Cloudflare identifies bot traffic and blocks it, which unhappily includes web scrapers. The good news is you can use the Python library Cloudscraper to bypass it.
In this web scraping tutorial, you'll learn how to bypass Cloudflare using Cloudscraper. We'll also discuss the common errors you may encounter and how to fix them.
Here's what you need to do in a nutshell:
- Step 1: Import Cloudscraper and other dependencies.
- Step 2: Create a Cloudscraper instance and define your target website.
- Step 3: Access the website to retrieve its data.
What Is Cloudscraper?
Cloudscraper is a web scraping library built exclusively for retrieving data from Cloudflare-protected websites. This ability and its compatibility with popular libraries like Python Requests and BeautifulSoup makes it a valuable tool for data extraction.ย
With Cloudscraper, you can bypass Cloudflare's I'm under attack mode
(IUAM) pages, like the one below:
How Does Cloudscraper Work?
Cloudscraper relies on executing JavaScript like a regular browser to bypass Cloudflare. To achieve that, it uses browser-like headers and a JavaScript Engine/interpreter to solve JavaScript challenges. This lets you emulate natural user behavior easily without manually deobfuscating Cloudflare's JavaScript.
Your Starting Point: Getting Blocked with Python Requests
Before we get to the solution, let's assess the problem of Cloudflare blocking your Python Requests scraper. We tried to scrape Open Sea's NFT Collection Stats, a Cloudflare-protected web page, to show you proof.
We sent an HTTP request to access our target website.
res = requests.get("https://opensea.io/rankings")
print("The status code is ", res.status_code)
print(res.text)
But we got this result:
The status code is 403
<!DOCTYPE html>
<html lang="en-US">
<head>
<title>Access denied</title>
The result above shows a 403 status code, which is an error page. Plus, the Cloudflare system redirected us to an "Access denied" page instead of Open Sea's Collection stats page.

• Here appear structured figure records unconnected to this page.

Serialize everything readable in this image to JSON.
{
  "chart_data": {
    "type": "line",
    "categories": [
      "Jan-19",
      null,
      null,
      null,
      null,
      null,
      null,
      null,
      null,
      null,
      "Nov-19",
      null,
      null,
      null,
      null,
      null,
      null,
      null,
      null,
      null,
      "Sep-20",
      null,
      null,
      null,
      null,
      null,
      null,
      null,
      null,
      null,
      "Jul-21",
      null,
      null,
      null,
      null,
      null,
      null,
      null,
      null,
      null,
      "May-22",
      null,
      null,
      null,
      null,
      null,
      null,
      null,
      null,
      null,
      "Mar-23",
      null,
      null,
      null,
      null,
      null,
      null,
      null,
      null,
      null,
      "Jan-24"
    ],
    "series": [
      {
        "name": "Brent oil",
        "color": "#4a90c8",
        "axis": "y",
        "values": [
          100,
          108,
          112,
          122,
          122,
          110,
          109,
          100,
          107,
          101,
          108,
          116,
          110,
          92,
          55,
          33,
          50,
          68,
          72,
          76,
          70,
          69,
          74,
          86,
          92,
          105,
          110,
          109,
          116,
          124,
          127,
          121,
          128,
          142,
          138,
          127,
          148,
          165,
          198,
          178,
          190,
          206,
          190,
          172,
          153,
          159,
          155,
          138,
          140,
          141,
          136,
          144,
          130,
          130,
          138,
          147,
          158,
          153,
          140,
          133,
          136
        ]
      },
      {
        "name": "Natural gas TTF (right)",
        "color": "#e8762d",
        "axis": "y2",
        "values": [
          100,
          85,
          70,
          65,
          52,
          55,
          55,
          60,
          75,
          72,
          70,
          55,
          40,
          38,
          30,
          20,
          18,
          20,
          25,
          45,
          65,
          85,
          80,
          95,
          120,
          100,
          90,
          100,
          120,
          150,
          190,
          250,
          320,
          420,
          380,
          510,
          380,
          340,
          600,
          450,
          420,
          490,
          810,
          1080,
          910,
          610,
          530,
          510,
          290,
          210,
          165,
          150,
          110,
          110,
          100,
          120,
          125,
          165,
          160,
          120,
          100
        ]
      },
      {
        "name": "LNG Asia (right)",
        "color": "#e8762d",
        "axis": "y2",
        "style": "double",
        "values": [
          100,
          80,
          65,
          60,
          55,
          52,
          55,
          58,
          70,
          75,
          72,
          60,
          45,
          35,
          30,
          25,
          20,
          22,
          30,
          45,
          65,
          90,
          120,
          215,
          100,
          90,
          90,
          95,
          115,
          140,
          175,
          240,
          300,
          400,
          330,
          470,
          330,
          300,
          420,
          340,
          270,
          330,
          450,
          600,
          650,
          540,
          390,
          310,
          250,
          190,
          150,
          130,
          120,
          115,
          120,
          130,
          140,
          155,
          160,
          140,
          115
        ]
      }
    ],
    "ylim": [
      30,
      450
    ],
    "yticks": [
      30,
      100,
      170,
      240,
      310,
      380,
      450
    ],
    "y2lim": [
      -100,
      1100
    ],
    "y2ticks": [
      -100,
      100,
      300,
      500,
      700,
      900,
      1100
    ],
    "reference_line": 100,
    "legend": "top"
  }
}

This issue is commonly associated with web scraping, as explored in the 403 web scraping error article.
To get a clearer understanding, we saved the response locally to view it in a browser.
That happened because it detected our request as that of a bot and blocked us out. To bypass this Cloudflare error page, you must appear as human as possible.
Fortunately, Cloudscraper can get you there to an extent. But more on that later.
How to Bypass Cloudflare Using Cloudscraper in Python?
1. Install Cloudscraper
First, you'll need Python 3. Keep in mind that some systems have it pre-installed.
After that, install Cloudscraper and BeautifulSoup (to parse HTTP responses).
from bs4 import BeautifulSoup
import cloudscraper
2. Use Cloudscraper in Python
A lot of work goes into bypassing Cloudflare protection with Python.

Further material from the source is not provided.